Dr Chen Chen’s recently completed PhD studies hyperreality at cultural attractions. While there has been a focus on the impact of digital productions and their benefits to the tourism industry, there has been very little research into what types of technologies can provide visitors with the most immersive experience. Dr Chen’s study addresses this issue from the perspective of visitors themselves.
Several researchers have suggested that tourism works as fantasies and dreams, Thus, the concept of hyperreality is tailor-made for tourism destination developments. The essence of hyperreality is the state of ‘more real than real’. In the context of tourism, the representation of the spectacle in question has blurred the line between reality and illusion, convincing the audience to believe ‘it is real’ even though they know their surrounding environments are simulated.
Dr Chen’s research examined three phases of the visitor experience: before, during, and after. Objectives included the identification of the role of hyperreal representation and of emerging technologies, and the investigation of visitor perceptions and immersive experience at hyperreal attractions.
Four attractions in three different countries were selected for the research with Dr Cen spending up to two weeks at each case study site. The observation stage of the research included two phases: observing as a visitor (an insider) and observing as a researcher (an outsider). The first stage allowed Dr Chen to get a sense of the atmosphere and surrounding environment at the attraction. This was achieved by creating onsite paintings and quick sketches to capture first impressions and emotions that words could not express.
The second stage involved producing observation checklists including the representation, themes, and visitor behaviours at each attraction. The observation stage was followed by semi-structured interviews with managers/producers and visitors.
Regarding the Dreams of Dali VR and Brunel’s SS Great Britain, two themes – technology and sensations – emerged. Both organizations develop hyperreal productions to attract visitors, raise brand awareness, and provide visitors with an immersive experience. The Dreams of Dali applies VR with headsets to allow its audience to fully immerse themselves in a 3D world, such as flying to the top of the tower, meeting Alice Cooper, or interacting with the ringing lobster telephone. The SS Great Britain uses the form of living museum to bring history alive by combining AR, reconstructed Victorian style furniture, and manikins in physical environments. Unlike other attractions, the organization has produced simulated olfactory to enhance the visitors’ authentic feelings. One unexpected result emerged from the visitor’s aspect: similar to previous studies, the Dali museum considers digital productions as the core driving force to motivate their audience to visit the attraction. However, the findings from the visitor perspective are the reverse.

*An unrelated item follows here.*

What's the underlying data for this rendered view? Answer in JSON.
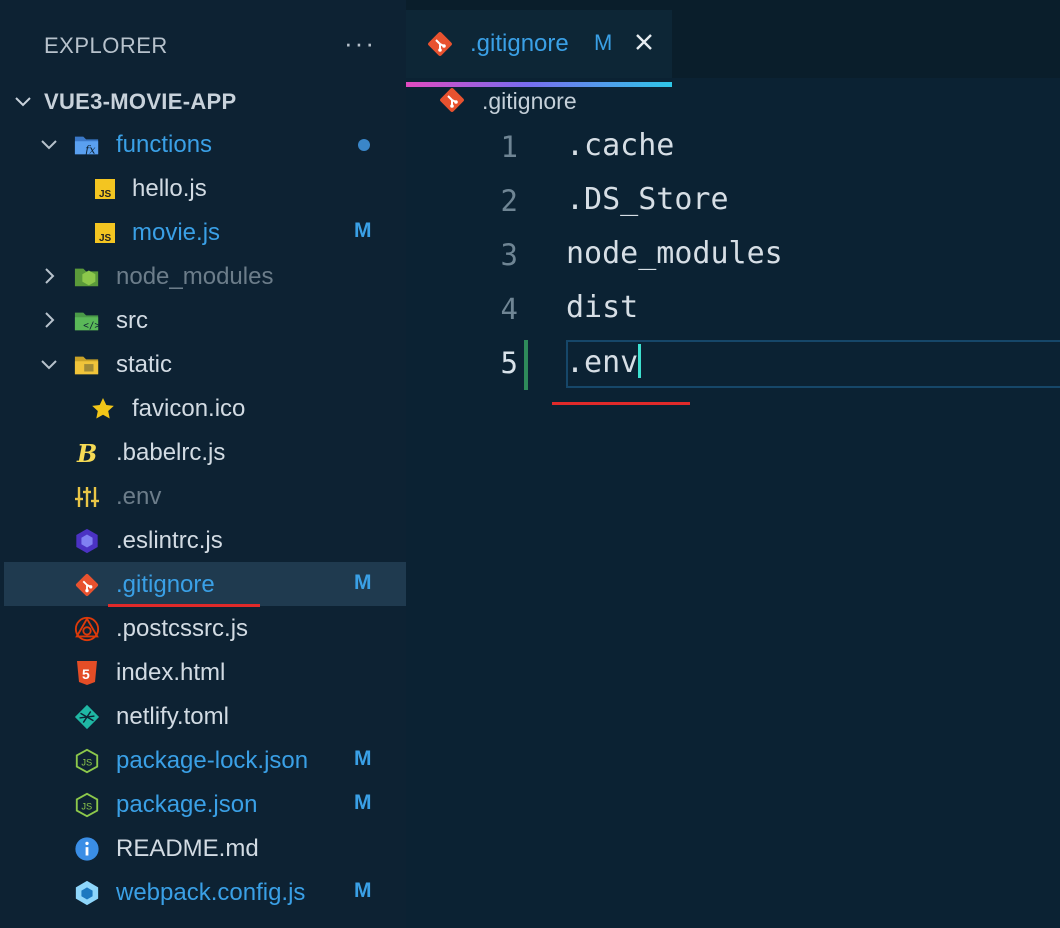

Most of the visitors had bee exposed to similar digital experiences before and were familiar with such digital applications. However, most of them were not aware of the existence of hyperreal productions before their visit to the attraction. The experience exceeded their expectations.
The research revealed that the relationship between the visitors’ immersive experience and multiple sensations is a process. Visual effects play a crucial role in the early stage of the level of immersion. The well-produced representation sets up the atmosphere and themes, allowing visitors to get familiar with their surrounding environments. Simultaneously, the simulated sound effects enhance the interpretation that leads visitors to step into the hyperreal world. Olfactory enhances visitors’ authentic feelings of the moment, convincing them to believe they are inside an illusion, which allows them to better understand the interpretation of the attraction. It further triggers their intentions to interact with the surrounding environments and people on-site as part of the scene. In addition, the tactile refers to visitors’ interactions with their surrounding environments and others that make them ‘be there’. The research confirmed that visitors complete the last step of a fully immersive experience through their creativity and subjectivity. In the last step, they have become the co-creators of ‘travels in hyperreality’.
However, the findings from the Dreams of Dali in VR revealed that emerging technologies could not provide visitors with a fully immersive experience. Technical issues and time restrictions have cut off feelings of immersion in the interaction stage, failing to let them become co-creators in the last step by using their subjectivity.
In summary, hyperreality in tourism is constructed by both organizations and visitors. Visitors are the sole creators of the hyperreal experience, and their understanding of the narratives add the final link to the last step of a fully immersive experience. In the figure, the external factor refers to the organizations’ contributions to the hyperreal productions. The interactions work as a bridge to link visitors with digital productions. They become the co-creators of ‘travels in hyperreality’ through interactions with their surrounding environments and others on-site, and by combining their subjectivity and imagination.